Un mercato del lavoro che «assume ma non trattiene»
La provincia di Bergamo presenta una struttura delle nuove assunzioni fortemente sbilanciata verso il precariato: il 74% dei contratti di avviamento è a termine, di apprendistato o in somministrazione. È il quadro delineato dalla segreteria provinciale della Cisl, che interpreta i dati come il sintomo di un mercato del lavoro che riesce a reperire risorse ma non a fidelizzarle.
I numeri messi in evidenza dal sindacato sottolineano diverse tendenze: negli ultimi quattro anni gli avviamenti precari sono diminuiti di circa 4.000 contratti, ma le assunzioni a tempo indeterminato non sono aumentate. Parallelamente sono diminuite le trasformazioni da tempo determinato a indeterminato: la quota di conversione è scesa dal 29,9% del 2020 al 24,7% del 2025.
«Una diminuzione di cinque punti percentuali in sei anni — dice Luca Nieri, segretario provinciale — proprio mentre le imprese dichiarano di non riuscire a trovare personale. Il messaggio implicito è chiaro: la stabilizzazione non viene utilizzata come leva competitiva per trattenere i lavoratori».

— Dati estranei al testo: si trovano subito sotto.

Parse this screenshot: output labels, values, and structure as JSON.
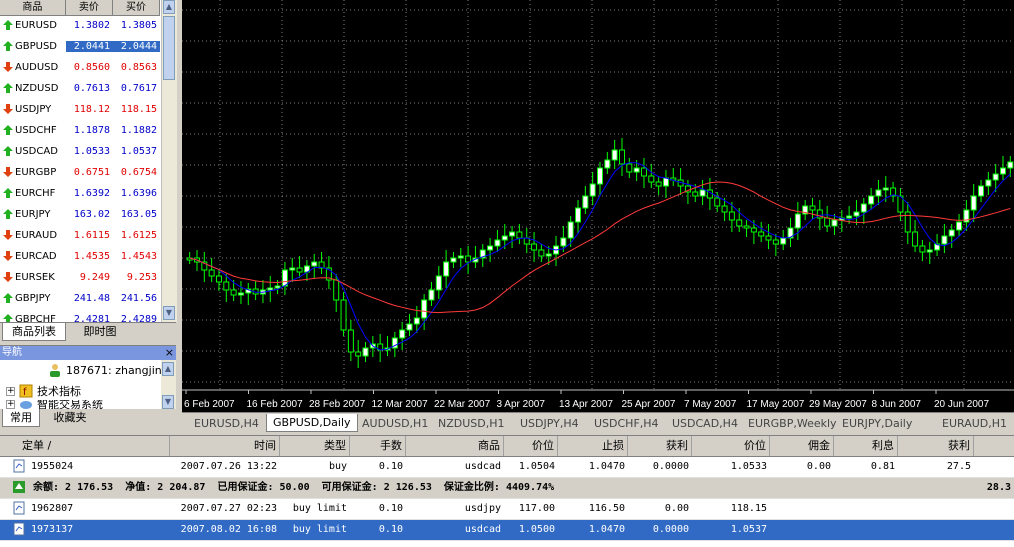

Dimissioni e periodo di prova: segnali di insoddisfazione
Il dato sulle dimissioni volontarie è un altro elemento su cui la Cisl richiama l'attenzione: nel 2025 sono state registrate 35.361 dimissioni. Per un territorio con tassi di disoccupazione molto bassi, il sindacato definisce questo numero «molto elevato». Preoccupante anche la quota di dimissioni nel periodo di prova: 2.824 su 25.591 avviamenti, oltre il 10% del totale, che suggerisce una scelta rapida da parte di molti lavoratori di interrompere il rapporto dopo poche settimane.
Le cause richiamate dalla Cisl
Nel mettere a fuoco le radici del fenomeno, Cisl indica alcune criticità ricorrenti nelle realtà produttive dell'area:
- retribuzioni definite non sempre competitive;
- turni rigidi e modelli organizzativi poco flessibili;
- scarsa conciliazione vita-lavoro;
- assenza di percorsi chiari di crescita professionale.
Questi fattori, sostiene il sindacato, rendono meno attrattive alcune mansioni e contribuiscono a una elevata mobilità in ingresso e in uscita dal lavoro.
Impatto locale e possibili implicazioni
Per famiglie e imprese della Bergamasca le conseguenze sono concrete: instabilità di reddito per i lavoratori, difficoltà di pianificazione personale e familiare, e costi per le aziende legati al ricambio di personale. Inoltre la ridotta propensione alla stabilizzazione limita l'efficacia delle politiche aziendali orientate alla retention, anche laddove aumentano le difficoltà nel reperire manodopera, complicate ulteriormente dal calo demografico evidenziato nella regione.
La Cisl sottolinea che, nonostante la pressione del mercato del lavoro, non si osserva un uso diffuso della stabilizzazione come strumento per trattenere i dipendenti. Questo gap tra domanda di lavoro segnalata dalle imprese e politiche contrattuali adottate apre uno spazio di intervento per istituzioni, rappresentanze datoriali e sindacali.
| Indicatore | Valore |
|---|---|
| Quota assunzioni precarie | 74% |
| Trasformazioni a tempo indeterminato | 29,9% (2020) → 24,7% (2025) |
| Dimissioni volontarie (2025) | 35.361 |
| Dimissioni nel periodo di prova (2025) | 2.824 su 25.591 avviamenti (>10%) |
Cosa cambia per i lavoratori e per le imprese
Per chi lavora in provincia le ricadute più immediate riguardano stabilità economica e prospettive professionali: la permanenza in contratti temporanei o in apprendistato limita la possibilità di pianificare investimenti personali (mutui, famiglia) e rallenta il percorso verso ruoli più qualificati. Per le aziende, il ricorso massiccio al precariato può risolversi in risposte rapide alla domanda ma comporta costi indiretti legati alla formazione continua e alla perdita di competenze interne.
La discussione territoriale ora si concentra su quali leve utilizzare per trasformare almeno una parte del precariato in rapporti stabili: rimodulazione delle retribuzioni, orari e organizzazione del lavoro, piani di carriera e strumenti di conciliazione famiglia-lavoro risultano centrali nelle proposte sindacali.
Resta l'interrogativo su come combinare la necessità delle imprese di reperire personale con le aspettative dei lavoratori: la Cisl chiede che la stabilizzazione torni ad essere uno strumento strategico per trattenere chi entra nel mercato del lavoro locale.